Prof. Dr. Daniela Braun, Vizepräsidentin für Lehre und Diversity

Hinweis: Frau Prof. Dr. Braun hat die Hochschule Koblenz 2022 in den Ruhestand verlassen. Der folgende Text stammt aus Ihrer Zeit als Vizepräsidentin.

Seit September 2016 ist Prof. Dr. Daniela Braun Vizepräsidentin für Lehre und Diversity an der Hochschule Koblenz. Als Teil des Präsidiums kümmert sie sich um die Qualität der Lehre und entwickelt in Zusammenarbeit mit den Fachbereichen neue Studiengänge. Zudem verantwortet sie Strategien und Maßnahmen zur Stärkung von Vielfalt an der Hochschule Koblenz. Im Fachbereich Sozialwissenschaften hat sie die Professur für Kindheitswissenschaften inne. Ihre kreative Ader schafft eine Balance zwischen Arbeit und Kunst als Hobby.

Im Bereich der Lehre kümmere ich mich um die Qualität der Lehre und des Studiums, um Fragen der Akkreditierung und die Entwicklung neuer Studienformate, natürlich in Kooperation mit den Fachbereichen. Bei Diversity geht es grundlegend darum, die Vielfalt der Möglichkeiten zu bündeln und eine Statement für Verschiedenheit an unserer Hochschule abzugeben.

Mir ist es wichtig, die Akkreditierung als Hochschule mit einem Diversity Profil zu erhalten, weil unsere Studierenden so vielfältig und verschieden sind wie auch unsere Beschäftigten und Lehrenden. Das ist für uns eine große Chance, eine Bereicherung und ein zeitgemäßes Profil. Dazu stehen wir!

Im Bereich Diversity gibt es zum Beispiel verschiedenste Maßnahmen der Förderung wissenschaftlicher Nachwuchskräfte. Hinzu kommen verschiedenste Maßnahmen der Unterstützung von Studierenden mit oder ohne Migrationsgeschichte. Wir bieten ein stärkeres Maß an Beratungsmöglichkeiten zu Vielfalt und Verschiedenheit an. Neuere Programme im Bereich der Digitalisierung, im Bereich des Einsatzes von Tandemprofessuren oder International Lectures im Rahmen des Programms ProKOhoch2 zur professoralen Nachwuchsgewinnung folgen der Idee, Vielfalt und Verschiedenheit an der Hochschule voranzutreiben. Wir haben ein Büro für Gleichstellung und Diversity, wo alle Maßnahmen zusammenlaufen und koordiniert werden. Es geht auch einfach darum, so etwas wie eine Agenda zu setzen: Diversität ist uns wichtig. Leider sind wir noch nicht so weit wie wir es gerne wären.

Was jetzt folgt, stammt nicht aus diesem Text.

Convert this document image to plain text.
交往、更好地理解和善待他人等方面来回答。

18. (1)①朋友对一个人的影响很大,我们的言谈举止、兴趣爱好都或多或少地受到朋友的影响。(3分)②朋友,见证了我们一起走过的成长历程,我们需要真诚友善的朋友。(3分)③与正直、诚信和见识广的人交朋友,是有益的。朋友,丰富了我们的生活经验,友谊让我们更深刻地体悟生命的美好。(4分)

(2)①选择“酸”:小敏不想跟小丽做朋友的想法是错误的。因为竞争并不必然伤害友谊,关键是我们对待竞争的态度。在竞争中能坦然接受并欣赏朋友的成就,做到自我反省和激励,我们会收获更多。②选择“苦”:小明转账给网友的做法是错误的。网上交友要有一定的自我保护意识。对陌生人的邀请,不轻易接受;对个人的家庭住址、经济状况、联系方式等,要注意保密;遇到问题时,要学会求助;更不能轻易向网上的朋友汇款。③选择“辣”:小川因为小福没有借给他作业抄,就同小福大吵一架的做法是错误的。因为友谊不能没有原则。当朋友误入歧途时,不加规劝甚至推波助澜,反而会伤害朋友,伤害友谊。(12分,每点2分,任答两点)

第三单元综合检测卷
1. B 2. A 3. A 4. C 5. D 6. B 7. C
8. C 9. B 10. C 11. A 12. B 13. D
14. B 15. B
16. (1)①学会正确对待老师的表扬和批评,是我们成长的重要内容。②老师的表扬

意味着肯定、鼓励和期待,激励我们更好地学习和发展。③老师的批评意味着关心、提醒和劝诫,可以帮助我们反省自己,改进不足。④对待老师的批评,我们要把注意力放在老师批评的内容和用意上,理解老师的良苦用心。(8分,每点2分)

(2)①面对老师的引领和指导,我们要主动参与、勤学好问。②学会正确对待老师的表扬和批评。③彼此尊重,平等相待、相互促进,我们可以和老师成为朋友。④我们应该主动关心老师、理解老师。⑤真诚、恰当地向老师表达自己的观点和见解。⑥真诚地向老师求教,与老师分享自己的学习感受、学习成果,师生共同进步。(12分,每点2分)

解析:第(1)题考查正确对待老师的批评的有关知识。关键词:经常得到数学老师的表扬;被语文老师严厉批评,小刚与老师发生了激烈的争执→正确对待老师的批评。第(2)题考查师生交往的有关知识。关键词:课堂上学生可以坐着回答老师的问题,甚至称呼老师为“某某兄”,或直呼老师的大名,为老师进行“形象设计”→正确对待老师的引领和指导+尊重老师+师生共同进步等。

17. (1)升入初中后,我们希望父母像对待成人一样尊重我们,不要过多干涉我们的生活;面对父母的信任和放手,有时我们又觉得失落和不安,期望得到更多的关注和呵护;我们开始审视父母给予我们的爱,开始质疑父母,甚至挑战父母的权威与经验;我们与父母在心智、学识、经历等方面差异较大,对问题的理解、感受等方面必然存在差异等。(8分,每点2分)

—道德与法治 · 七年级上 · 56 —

Ich bin Mitglied einer Generation, die es noch sehr schwierig hatte. Als Frau hatte ich schon immer das Gefühl, sowohl in den Bildungsinstitutionen als auch im Beruf mehr leisten zu müssen als Männer. Und ich kenne auch noch dumme Sprüche über Frauen, die wie selbstverständlich in den 80-er und 90-er Jahren gebracht wurden und heute zum Glück ein No Go sind. Berühmte Aussagen wie „Frauen können nicht einparken!“ und all so ein Mist – damit bin ich groß und auch alt geworden. Ich bemerke aber, dass das in den letzten zehn Jahren deutlich anders geworden ist. Was meine Vita anbetrifft: Ich bin immer wieder gefragt worden, wie ich es denn schaffen würde, Kinder und Beruf miteinander zu verbinden. Und in allen Bewerbungsgesprächen hat man mich wirklich entsetzt angeschaut, wenn ich gesagt hatte, dass ich mir die Erziehung mit meinem Mann teilen werde. Das fand ich sehr unerfreulich. Und Schwangerschaft – ich erinnere mich noch – das war für Arbeitgeber ein Problem. Teilzeitarbeit hat tatsächlich, bevor ich hier an die Hochschule gekommen bin, einmal dazu geführt, dass ich eine Leitungsfunktion abgeben musste.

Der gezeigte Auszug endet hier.